# Introduction to My Music



## regenmusic (Oct 23, 2014)

Greetings,

I've been on the board about a year but haven't introduced myself as a composer.
Been composing since childhood, just "improvising" like most musically precocious 
kids do and then writing on paper starting around ten.

Like many here, I didn't go to music college but kept composing and learning.

My music website is www.regenerativemusic.net

I do have a lot of music theory that I'm interested in. I got my BA in English Composition
and minor in Art History. I am interested in non-dissonant music that is still innovative,
and to arrive at that at times in some works I enter in an element of controlled chance
that is based on simple mathematics.
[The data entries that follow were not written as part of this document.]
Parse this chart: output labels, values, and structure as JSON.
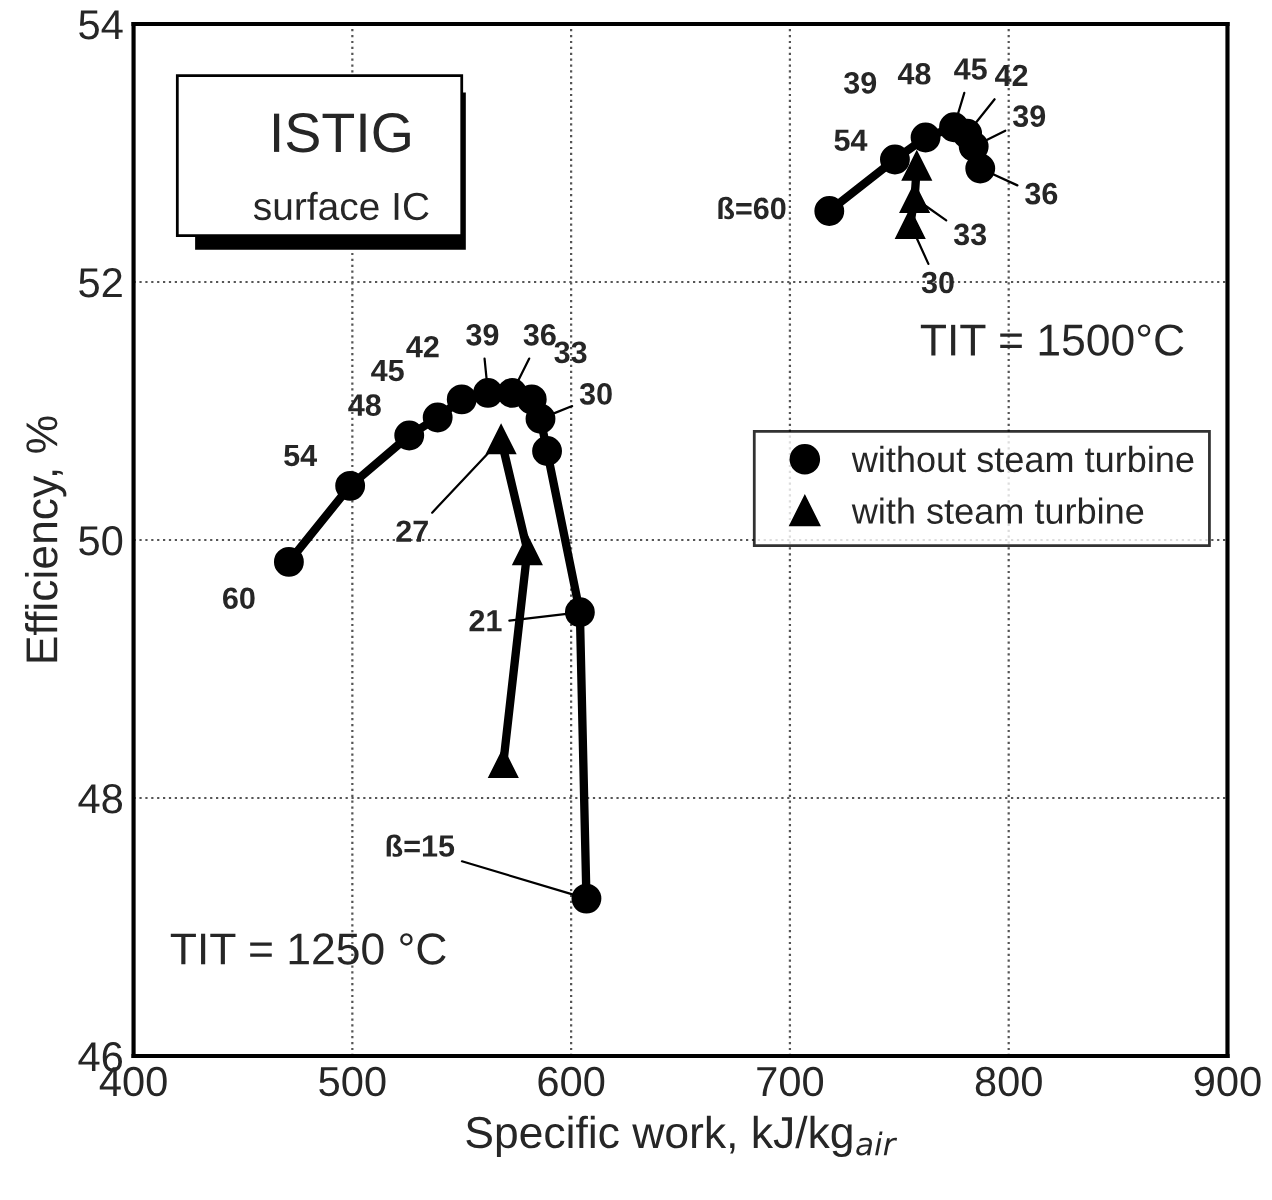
{
  "chart_data": {
    "type": "line",
    "xlabel": "Specific work, kJ/kg$_{air}$",
    "ylabel": "Efficiency, %",
    "xlim": [
      400,
      900
    ],
    "xticks": [
      400,
      500,
      600,
      700,
      800,
      900
    ],
    "ylim": [
      46,
      54
    ],
    "yticks": [
      46,
      48,
      50,
      52,
      54
    ],
    "grid": true,
    "legend": "right",
    "line_style": "solid",
    "series": [
      {
        "name": "without steam turbine",
        "color": "#000000",
        "marker": "circle",
        "x": [
          471,
          499,
          526,
          539,
          550,
          562,
          573,
          582,
          586,
          589,
          604,
          607
        ],
        "values": [
          49.83,
          50.42,
          50.81,
          50.95,
          51.09,
          51.14,
          51.14,
          51.09,
          50.94,
          50.69,
          49.44,
          47.22
        ]
      },
      {
        "name": "with steam turbine",
        "color": "#000000",
        "marker": "triangle",
        "x": [
          568,
          580,
          569
        ],
        "values": [
          50.78,
          49.92,
          48.27
        ]
      },
      {
        "color": "#000000",
        "marker": "circle",
        "x": [
          718,
          748,
          762,
          775,
          781,
          784,
          787
        ],
        "values": [
          52.55,
          52.95,
          53.12,
          53.2,
          53.15,
          53.05,
          52.88
        ]
      },
      {
        "color": "#000000",
        "marker": "triangle",
        "x": [
          758,
          757,
          755
        ],
        "values": [
          52.9,
          52.65,
          52.45
        ]
      }
    ],
    "annotations": [
      "ISTIG",
      "surface IC",
      "TIT = 1500°C",
      "TIT = 1250 °C",
      {
        "text": "60",
        "x": 471,
        "y": 49.83
      },
      {
        "text": "54",
        "x": 499,
        "y": 50.42
      },
      {
        "text": "48",
        "x": 526,
        "y": 50.81
      },
      {
        "text": "45",
        "x": 539,
        "y": 50.95
      },
      {
        "text": "42",
        "x": 550,
        "y": 51.09
      },
      {
        "text": "39",
        "x": 562,
        "y": 51.14
      },
      {
        "text": "36",
        "x": 573,
        "y": 51.14
      },
      {
        "text": "33",
        "x": 582,
        "y": 51.09
      },
      {
        "text": "30",
        "x": 586,
        "y": 50.94
      },
      {
        "text": "27",
        "x": 568,
        "y": 50.78
      },
      {
        "text": "21",
        "x": 604,
        "y": 49.44
      },
      {
        "text": "ß=15",
        "x": 607,
        "y": 47.22
      },
      {
        "text": "ß=60",
        "x": 718,
        "y": 52.55
      },
      {
        "text": "54",
        "x": 748,
        "y": 52.95
      },
      {
        "text": "39",
        "x": 755,
        "y": 53.05
      },
      {
        "text": "48",
        "x": 762,
        "y": 53.12
      },
      {
        "text": "45",
        "x": 775,
        "y": 53.2
      },
      {
        "text": "42",
        "x": 781,
        "y": 53.15
      },
      {
        "text": "39",
        "x": 784,
        "y": 53.05
      },
      {
        "text": "36",
        "x": 787,
        "y": 52.88
      },
      {
        "text": "33",
        "x": 757,
        "y": 52.65
      },
      {
        "text": "30",
        "x": 755,
        "y": 52.45
      }
    ]
  }
}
The website discusses it in more detail.

I'm sorry the site doesn't look more professional. I've been coding websites by hand
since 1994 and so just haven't kept up with making it look more modern.
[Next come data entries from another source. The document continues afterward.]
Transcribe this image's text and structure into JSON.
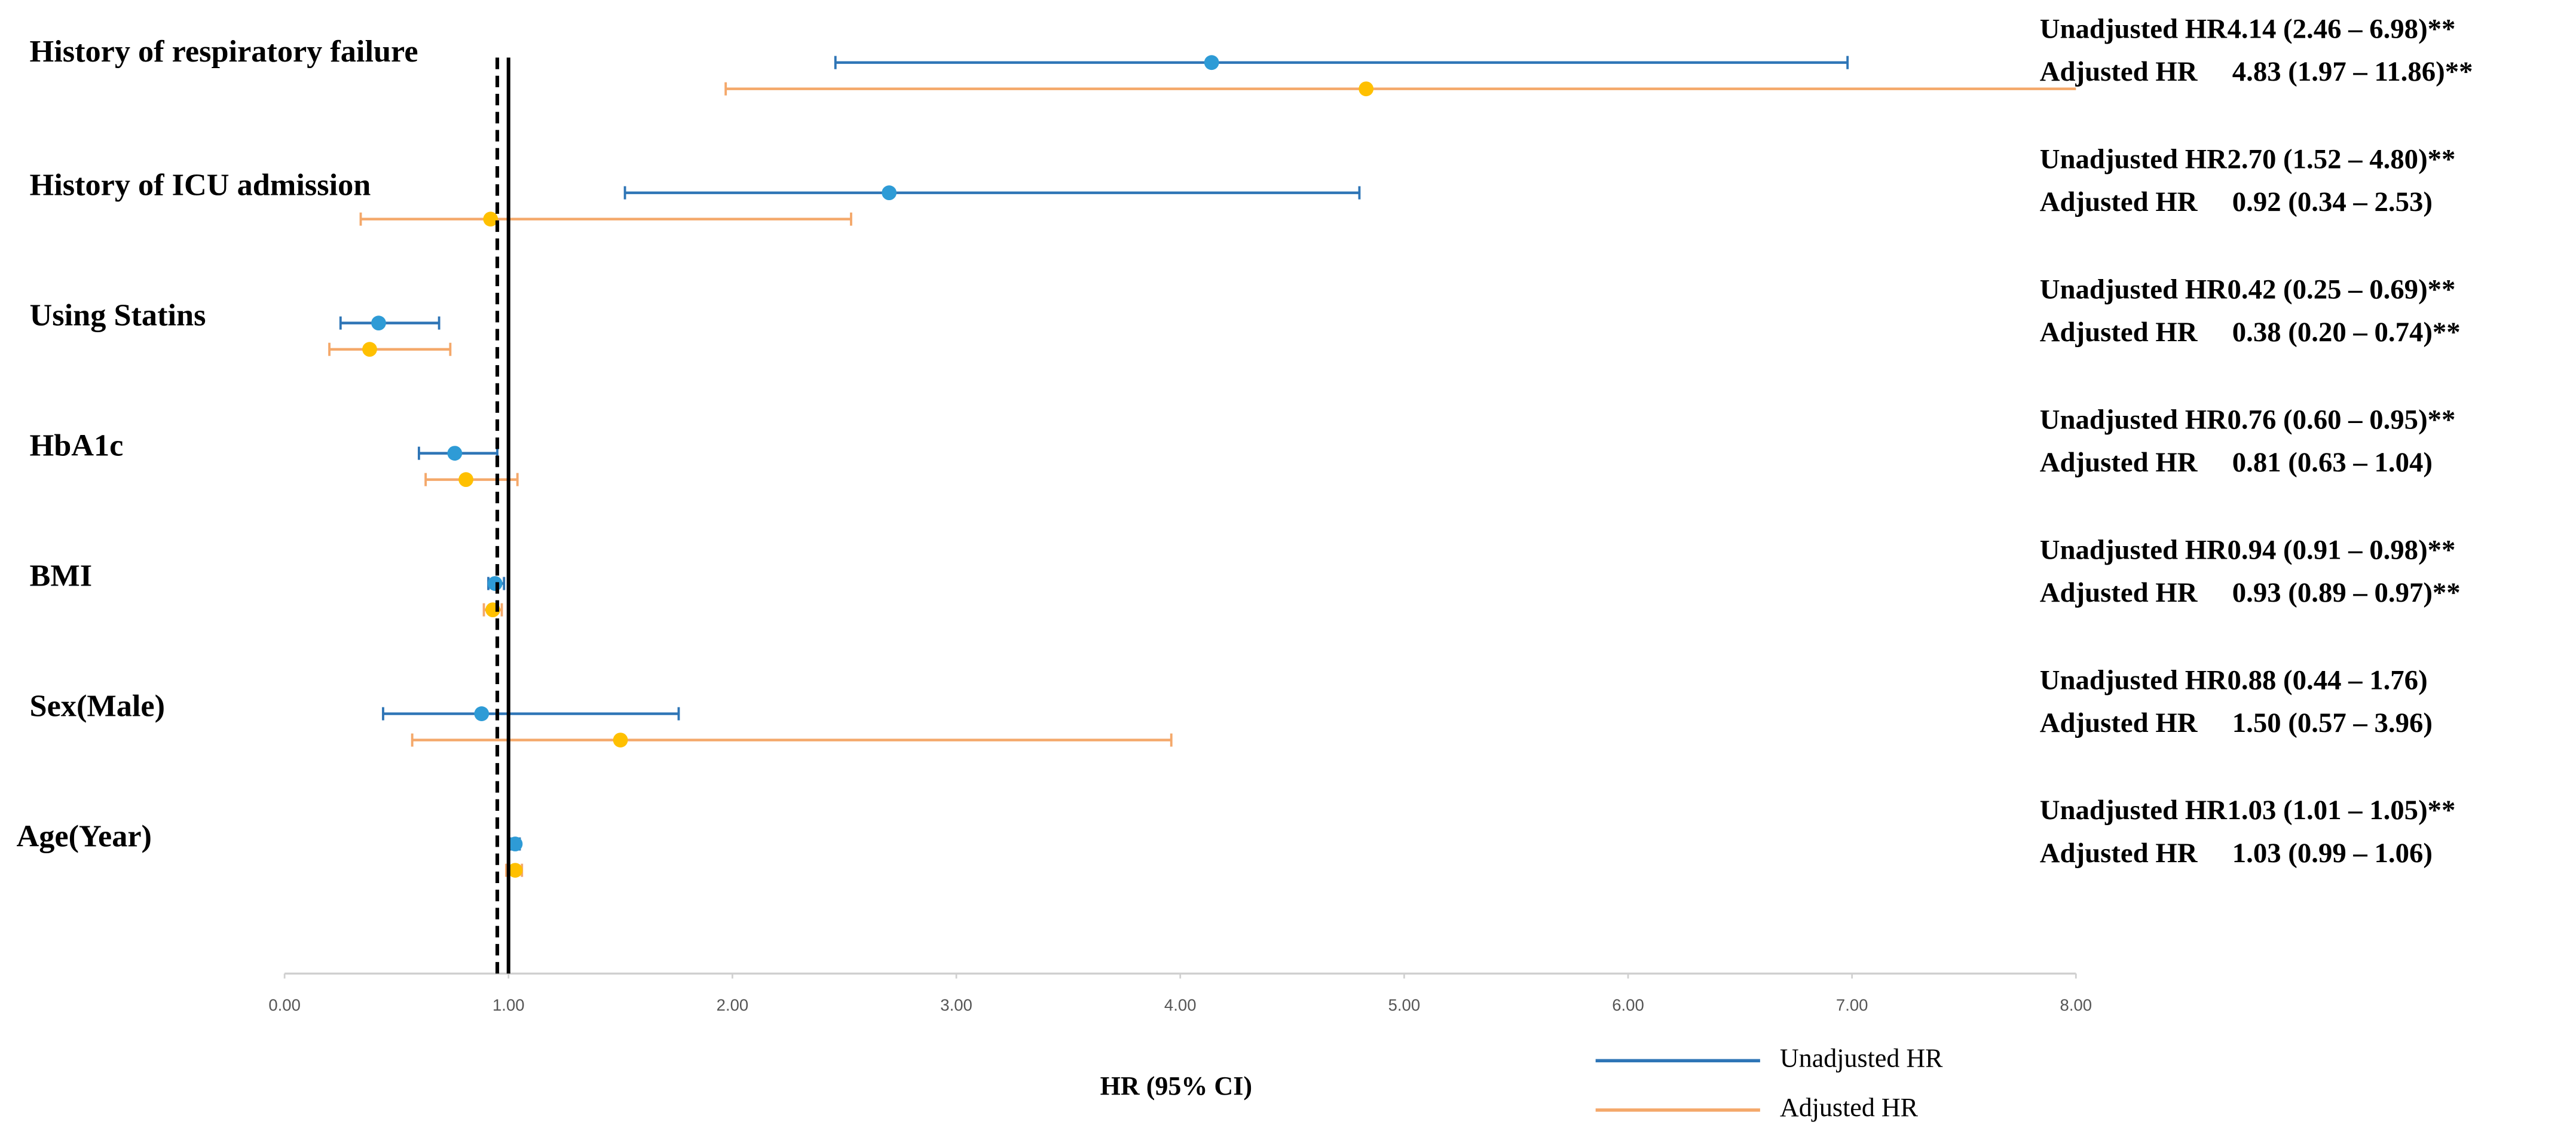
{
  "chart_data": {
    "type": "forest",
    "x_label": "HR (95% CI)",
    "categories": [
      "History of respiratory failure",
      "History of ICU admission",
      "Using Statins",
      "HbA1c",
      "BMI",
      "Sex(Male)",
      "Age(Year)"
    ],
    "series": [
      {
        "name": "Unadjusted HR",
        "color": "#2e75b6",
        "marker_color": "#2e9bd6",
        "values": [
          4.14,
          2.7,
          0.42,
          0.76,
          0.94,
          0.88,
          1.03
        ],
        "lower": [
          2.46,
          1.52,
          0.25,
          0.6,
          0.91,
          0.44,
          1.01
        ],
        "upper": [
          6.98,
          4.8,
          0.69,
          0.95,
          0.98,
          1.76,
          1.05
        ],
        "value_labels": [
          "4.14 (2.46 – 6.98)**",
          "2.70 (1.52 – 4.80)**",
          "0.42 (0.25 – 0.69)**",
          "0.76 (0.60 – 0.95)**",
          "0.94 (0.91 – 0.98)**",
          "0.88 (0.44 – 1.76)",
          "1.03 (1.01 – 1.05)**"
        ]
      },
      {
        "name": "Adjusted HR",
        "color": "#f4a86a",
        "marker_color": "#ffc000",
        "values": [
          4.83,
          0.92,
          0.38,
          0.81,
          0.93,
          1.5,
          1.03
        ],
        "lower": [
          1.97,
          0.34,
          0.2,
          0.63,
          0.89,
          0.57,
          0.99
        ],
        "upper": [
          11.86,
          2.53,
          0.74,
          1.04,
          0.97,
          3.96,
          1.06
        ],
        "value_labels": [
          "4.83 (1.97 – 11.86)**",
          "0.92 (0.34 – 2.53)",
          "0.38 (0.20 – 0.74)**",
          "0.81 (0.63 – 1.04)",
          "0.93 (0.89 – 0.97)**",
          "1.50 (0.57 – 3.96)",
          "1.03 (0.99 – 1.06)"
        ]
      }
    ],
    "xlim": [
      0,
      8
    ],
    "xticks": [
      {
        "value": 0,
        "label": "0.00"
      },
      {
        "value": 1,
        "label": "1.00"
      },
      {
        "value": 2,
        "label": "2.00"
      },
      {
        "value": 3,
        "label": "3.00"
      },
      {
        "value": 4,
        "label": "4.00"
      },
      {
        "value": 5,
        "label": "5.00"
      },
      {
        "value": 6,
        "label": "6.00"
      },
      {
        "value": 7,
        "label": "7.00"
      },
      {
        "value": 8,
        "label": "8.00"
      }
    ],
    "reference_lines": [
      {
        "value": 1,
        "style": "solid"
      },
      {
        "value": 0.95,
        "style": "dashed"
      }
    ]
  }
}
As far as "most classical sounding" I would say the albums Unavoidable Axiom, Luck
of Innocent Auras, and Glass Electrode Solar System (try Photomultiplier or the title
track).


----------



## Stirling (Nov 18, 2015)

I am listening now...


----------



## regenmusic (Oct 23, 2014)

Thanks. I appreciate it.


----------



## Stirling (Nov 18, 2015)

Good: You musical texture is interesting
Very Bad: You stick to one note as urline.


----------



## regenmusic (Oct 23, 2014)

Stirling said:


> Good: You musical texture is interesting
> Very Bad: You stick to one note as urline.


I don't know what you mean by "urline."

I don't mind what you say, as I have a lot of professional composers that have given me high
endorsements so I'm pretty confident. For some reason, because I also write books perhaps, 
I haven't marketed my music very much.


----------



## Stirling (Nov 18, 2015)

urlinie sorry about that


----------